Ojalá llegue el día en el que la gente llegue a Sarajevo con el mismo espíritu desprevenido y feliz con que el que se visitan las calles de Roma o de Londres. No porque Londres y Roma no hayan sido testigos de atrocidades inenarrables; quizá no existe ningún lugar de la Tierra que pueda considerase libre del horror y de la vergüenza de lo que hemos sido capaces de hacer a nuestros semejantes. Pero Sarajevo seguirá siendo durante muchos años un grito desgarrado de rechazo al odio sin sentido, contra la religión como arma del nacionalismo en manos de los políticos o de la economía del dolor, contra la guerra fratricida. Aunque ello sea un pleonasmo, porque siempre las guerras son fratricidas si, por principio, todos somos hermanos, hijos de Dios, miembros de la familia humana.
Entre 1992 y 1995 Sarajevo estuvo sometida al asedio de los soldados y paramilitares serbios. No es necesario entrar en los motivos de la guerra para sentir el terror de los habitantes que día a día estuvieron sometidos al fuego de los francotiradores que, desde las colinas, demasiado cercanas, disparaban contra quienes iban a buscar agua o pan, contra los niños que querían seguir yendo al colegio o las mujeres y hombres que estaban dispuestos a poner su vida en peligro para que Sarajevo siguiera viva.
A lo largo del asedio cayeron sobre la ciudad infinitos morteros; unas 330 explosiones por día, aunque el 22 de julio de 1993 fueron 3.777. Y, por supuesto, muchas de ellas lograron su objetivo diabólico de muerte y destrucción. El 40% de la población huyó. Unas 12 mil personas murieron en el asedio, muchas de ellas víctimas de los francotiradores que atacaban indiscriminadamente a quien se exponía. Pero muchas otras cayeron en ataques masivos. Y Sarajevo los quiso recordar.

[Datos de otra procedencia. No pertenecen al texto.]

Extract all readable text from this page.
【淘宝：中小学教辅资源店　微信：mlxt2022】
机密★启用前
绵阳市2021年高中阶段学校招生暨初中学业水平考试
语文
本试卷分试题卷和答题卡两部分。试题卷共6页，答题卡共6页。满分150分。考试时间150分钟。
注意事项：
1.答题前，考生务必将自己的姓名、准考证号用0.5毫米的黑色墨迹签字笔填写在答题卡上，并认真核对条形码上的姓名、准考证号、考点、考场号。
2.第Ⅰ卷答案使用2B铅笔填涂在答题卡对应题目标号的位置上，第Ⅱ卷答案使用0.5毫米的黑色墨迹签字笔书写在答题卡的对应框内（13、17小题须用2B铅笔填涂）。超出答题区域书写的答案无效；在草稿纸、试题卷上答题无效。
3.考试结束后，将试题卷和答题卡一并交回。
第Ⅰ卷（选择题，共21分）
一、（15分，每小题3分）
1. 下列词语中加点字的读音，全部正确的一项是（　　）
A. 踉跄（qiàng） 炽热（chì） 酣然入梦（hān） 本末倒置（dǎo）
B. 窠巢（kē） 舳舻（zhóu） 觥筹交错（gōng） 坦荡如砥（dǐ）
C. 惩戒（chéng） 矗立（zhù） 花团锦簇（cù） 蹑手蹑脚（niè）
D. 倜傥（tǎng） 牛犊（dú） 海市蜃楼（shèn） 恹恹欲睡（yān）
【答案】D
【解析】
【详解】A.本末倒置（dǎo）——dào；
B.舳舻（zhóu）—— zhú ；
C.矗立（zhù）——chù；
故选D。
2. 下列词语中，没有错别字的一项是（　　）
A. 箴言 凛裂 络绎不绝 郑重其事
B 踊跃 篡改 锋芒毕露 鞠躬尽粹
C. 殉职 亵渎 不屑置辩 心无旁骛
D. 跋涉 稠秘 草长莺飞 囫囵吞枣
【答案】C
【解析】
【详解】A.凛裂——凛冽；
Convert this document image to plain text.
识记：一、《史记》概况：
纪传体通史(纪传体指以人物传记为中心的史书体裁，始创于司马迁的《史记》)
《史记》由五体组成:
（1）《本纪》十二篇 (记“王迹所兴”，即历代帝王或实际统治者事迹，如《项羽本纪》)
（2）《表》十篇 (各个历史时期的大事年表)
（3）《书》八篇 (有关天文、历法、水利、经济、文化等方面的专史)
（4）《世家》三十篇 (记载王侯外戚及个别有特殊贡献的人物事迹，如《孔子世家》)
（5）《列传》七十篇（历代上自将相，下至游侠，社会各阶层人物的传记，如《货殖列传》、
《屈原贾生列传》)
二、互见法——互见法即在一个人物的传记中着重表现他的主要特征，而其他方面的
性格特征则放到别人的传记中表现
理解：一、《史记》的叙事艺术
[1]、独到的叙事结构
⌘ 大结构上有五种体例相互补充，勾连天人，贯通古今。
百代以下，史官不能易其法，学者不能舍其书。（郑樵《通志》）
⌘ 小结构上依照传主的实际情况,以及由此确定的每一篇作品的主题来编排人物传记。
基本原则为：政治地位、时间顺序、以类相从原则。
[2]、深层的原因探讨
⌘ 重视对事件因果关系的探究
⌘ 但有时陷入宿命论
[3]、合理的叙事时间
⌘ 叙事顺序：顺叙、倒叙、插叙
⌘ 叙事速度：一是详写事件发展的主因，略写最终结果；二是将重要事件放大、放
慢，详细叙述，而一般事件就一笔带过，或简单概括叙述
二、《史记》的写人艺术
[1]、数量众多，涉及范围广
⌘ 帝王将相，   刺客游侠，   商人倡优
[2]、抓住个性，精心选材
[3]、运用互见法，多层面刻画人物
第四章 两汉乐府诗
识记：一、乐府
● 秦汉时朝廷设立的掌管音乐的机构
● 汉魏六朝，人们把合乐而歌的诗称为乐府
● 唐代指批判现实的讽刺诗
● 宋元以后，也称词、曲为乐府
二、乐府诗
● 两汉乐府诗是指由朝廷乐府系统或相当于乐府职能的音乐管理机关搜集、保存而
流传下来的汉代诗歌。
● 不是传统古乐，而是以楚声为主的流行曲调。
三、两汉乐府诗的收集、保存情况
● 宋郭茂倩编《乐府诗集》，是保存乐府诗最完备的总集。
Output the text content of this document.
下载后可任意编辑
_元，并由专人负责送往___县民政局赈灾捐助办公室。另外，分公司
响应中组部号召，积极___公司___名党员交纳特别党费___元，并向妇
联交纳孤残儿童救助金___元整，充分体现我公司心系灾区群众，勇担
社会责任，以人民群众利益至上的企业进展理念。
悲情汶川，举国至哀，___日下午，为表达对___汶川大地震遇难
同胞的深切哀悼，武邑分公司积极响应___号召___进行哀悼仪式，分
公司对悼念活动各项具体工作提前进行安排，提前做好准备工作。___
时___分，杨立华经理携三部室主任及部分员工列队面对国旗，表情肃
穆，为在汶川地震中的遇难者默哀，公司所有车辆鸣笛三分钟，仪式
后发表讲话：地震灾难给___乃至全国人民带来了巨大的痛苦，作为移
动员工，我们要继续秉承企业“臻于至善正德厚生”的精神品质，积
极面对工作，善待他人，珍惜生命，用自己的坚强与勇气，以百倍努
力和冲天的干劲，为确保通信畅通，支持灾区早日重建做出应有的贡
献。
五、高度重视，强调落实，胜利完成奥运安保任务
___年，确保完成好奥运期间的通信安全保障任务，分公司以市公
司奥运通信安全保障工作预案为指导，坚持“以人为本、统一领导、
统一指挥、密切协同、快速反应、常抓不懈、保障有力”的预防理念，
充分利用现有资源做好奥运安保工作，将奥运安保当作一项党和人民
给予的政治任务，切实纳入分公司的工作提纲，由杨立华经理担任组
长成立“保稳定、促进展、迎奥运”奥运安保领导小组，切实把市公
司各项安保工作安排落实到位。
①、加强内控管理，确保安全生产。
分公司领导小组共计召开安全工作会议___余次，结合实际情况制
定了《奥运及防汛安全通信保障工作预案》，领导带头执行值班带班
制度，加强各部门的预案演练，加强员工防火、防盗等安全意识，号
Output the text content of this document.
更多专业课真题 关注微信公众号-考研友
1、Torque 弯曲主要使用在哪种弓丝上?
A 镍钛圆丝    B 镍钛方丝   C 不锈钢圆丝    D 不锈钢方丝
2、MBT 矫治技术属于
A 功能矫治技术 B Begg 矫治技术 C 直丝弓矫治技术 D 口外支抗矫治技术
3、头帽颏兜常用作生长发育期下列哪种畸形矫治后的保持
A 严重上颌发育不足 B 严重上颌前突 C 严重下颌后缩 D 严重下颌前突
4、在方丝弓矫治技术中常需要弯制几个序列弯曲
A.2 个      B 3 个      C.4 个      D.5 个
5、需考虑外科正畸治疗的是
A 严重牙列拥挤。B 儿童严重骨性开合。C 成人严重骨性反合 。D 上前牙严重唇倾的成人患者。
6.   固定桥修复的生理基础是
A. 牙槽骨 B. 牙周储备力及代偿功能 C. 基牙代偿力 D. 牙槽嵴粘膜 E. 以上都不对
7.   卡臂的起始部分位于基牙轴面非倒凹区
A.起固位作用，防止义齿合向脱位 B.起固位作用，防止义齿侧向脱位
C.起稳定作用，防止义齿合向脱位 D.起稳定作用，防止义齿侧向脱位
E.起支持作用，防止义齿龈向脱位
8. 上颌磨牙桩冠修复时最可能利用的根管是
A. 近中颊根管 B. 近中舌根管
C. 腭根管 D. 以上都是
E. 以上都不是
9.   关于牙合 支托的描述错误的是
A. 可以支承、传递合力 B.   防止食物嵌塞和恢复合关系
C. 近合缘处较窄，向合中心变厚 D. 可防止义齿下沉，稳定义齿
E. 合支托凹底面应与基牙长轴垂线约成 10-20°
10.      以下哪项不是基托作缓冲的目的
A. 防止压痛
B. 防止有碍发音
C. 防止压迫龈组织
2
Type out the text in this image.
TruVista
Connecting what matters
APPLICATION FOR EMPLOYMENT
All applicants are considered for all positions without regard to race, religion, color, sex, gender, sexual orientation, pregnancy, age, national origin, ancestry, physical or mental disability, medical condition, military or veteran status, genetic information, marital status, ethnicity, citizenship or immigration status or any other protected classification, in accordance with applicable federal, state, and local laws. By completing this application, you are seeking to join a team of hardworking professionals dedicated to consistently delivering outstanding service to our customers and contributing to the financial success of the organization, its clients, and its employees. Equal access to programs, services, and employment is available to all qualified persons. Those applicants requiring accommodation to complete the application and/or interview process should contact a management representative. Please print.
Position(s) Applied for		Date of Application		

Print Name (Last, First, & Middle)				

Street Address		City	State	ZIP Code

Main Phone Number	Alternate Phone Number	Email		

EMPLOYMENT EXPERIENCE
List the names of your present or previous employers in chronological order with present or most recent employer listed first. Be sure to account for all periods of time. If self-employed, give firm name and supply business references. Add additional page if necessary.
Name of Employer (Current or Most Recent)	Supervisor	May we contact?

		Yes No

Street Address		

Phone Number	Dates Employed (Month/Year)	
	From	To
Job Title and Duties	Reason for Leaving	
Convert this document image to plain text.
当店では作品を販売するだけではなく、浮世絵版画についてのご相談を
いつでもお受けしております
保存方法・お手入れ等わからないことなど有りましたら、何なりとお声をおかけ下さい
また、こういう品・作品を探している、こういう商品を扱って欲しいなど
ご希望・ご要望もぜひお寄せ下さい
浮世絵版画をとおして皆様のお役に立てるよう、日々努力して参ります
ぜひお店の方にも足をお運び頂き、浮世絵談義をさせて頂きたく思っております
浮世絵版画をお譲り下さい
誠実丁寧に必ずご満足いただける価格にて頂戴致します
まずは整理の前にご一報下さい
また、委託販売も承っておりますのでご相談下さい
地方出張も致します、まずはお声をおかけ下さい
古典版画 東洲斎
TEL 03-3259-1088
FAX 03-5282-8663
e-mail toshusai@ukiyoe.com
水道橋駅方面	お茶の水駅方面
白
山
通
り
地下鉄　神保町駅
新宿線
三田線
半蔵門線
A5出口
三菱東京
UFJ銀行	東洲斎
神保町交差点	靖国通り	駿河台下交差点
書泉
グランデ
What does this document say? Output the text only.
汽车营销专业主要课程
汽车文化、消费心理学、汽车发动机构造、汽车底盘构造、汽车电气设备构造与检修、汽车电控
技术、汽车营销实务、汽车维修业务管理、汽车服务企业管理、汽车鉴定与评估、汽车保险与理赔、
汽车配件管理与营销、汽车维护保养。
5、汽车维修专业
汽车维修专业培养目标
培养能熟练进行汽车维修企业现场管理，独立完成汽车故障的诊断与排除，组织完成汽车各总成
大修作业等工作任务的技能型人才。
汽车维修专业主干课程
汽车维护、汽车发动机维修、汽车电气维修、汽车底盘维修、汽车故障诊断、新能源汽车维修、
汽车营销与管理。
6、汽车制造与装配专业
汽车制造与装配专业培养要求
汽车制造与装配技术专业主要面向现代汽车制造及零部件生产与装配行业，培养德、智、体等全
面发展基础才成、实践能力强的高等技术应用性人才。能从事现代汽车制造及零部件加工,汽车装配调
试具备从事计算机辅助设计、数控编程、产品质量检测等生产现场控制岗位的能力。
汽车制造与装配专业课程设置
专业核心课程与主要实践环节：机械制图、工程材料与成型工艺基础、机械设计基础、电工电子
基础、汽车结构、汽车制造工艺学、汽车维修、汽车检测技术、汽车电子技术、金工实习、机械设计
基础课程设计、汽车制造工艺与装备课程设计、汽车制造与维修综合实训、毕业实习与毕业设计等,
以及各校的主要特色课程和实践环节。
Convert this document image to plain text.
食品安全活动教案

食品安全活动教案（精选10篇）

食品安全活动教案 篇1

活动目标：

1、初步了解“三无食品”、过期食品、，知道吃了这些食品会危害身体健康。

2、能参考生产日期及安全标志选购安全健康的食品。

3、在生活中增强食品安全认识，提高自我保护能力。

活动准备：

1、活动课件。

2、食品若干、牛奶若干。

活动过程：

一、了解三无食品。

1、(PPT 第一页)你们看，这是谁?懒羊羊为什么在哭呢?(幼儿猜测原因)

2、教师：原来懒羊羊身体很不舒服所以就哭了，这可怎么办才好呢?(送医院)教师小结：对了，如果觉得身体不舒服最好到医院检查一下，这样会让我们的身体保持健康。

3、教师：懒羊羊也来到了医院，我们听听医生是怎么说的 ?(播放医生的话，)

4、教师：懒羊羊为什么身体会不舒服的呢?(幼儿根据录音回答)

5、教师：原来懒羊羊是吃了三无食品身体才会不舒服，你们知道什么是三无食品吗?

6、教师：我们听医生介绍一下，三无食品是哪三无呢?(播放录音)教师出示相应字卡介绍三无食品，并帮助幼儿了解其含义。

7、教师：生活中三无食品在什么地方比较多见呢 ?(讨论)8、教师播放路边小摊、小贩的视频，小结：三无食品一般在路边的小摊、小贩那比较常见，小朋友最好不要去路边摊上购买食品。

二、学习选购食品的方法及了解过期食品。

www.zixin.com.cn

Cuando hoy se camina por las calles de la ciudad, aparecen en el piso las “rosas de Sarajevo”. Cada bomba que caía sobre el pavimento hacía un cráter y luego las esquirlas también herían el piso, formando un patrón más o menos circular. Pronto alguien pensó en llenar esos huecos con resina roja; se generaba así una especie de rosa de sangre y de dolor; pero, al mismo tiempo era una idea de floración y, por tanto, de posibilidad de nueva vida. Y cuando era posible, en un muro cercano se registraban la fecha y los nombres de los muertos.
Cada encuentro es una experiencia traumática: “también aquí pasó”. También aquí como dos cuadras atrás; aquí murieron 26, 68 frente al mercado, 15 en un partido de fútbol, 12 haciendo fila para recoger agua. ¿Qué más debemos ver?
Por desgracia, muchas “rosas” son eliminadas cuando se renueva una calle, una acera o un edificio; es más sencillo olvidar que recordar y las “rosas” están en peligro de extinción. A veces la primera rosa ha sido reemplazada por una versión en cerámica que recuerda el horror de la explosión mortífera, aunque ciertamente higienizada al convertirla en una especie de obra de arte.
Quizá algún día Sarajevo será de nuevo, sobre todo, “la Jerusalén de Europa”, que acoge en su corazón más íntimo a judíos, musulmanes, ortodoxos y católicos. Ojalá ese día esté cercano. Pero mientras todos buscamos olvidar el horror, debería ser posible que Sarajevo fuera, sobre todo, la ciudad de “las rosas”: la que ha sido capaz convertir sus calles y plazas en monumentos a las víctimas del odio incontrolable, que encontraron la muerte por el solo motivo de querer seguir viviendo como seres humanos, en una ciudad que intentaba vivir mientras se enfrentaba con la muerte.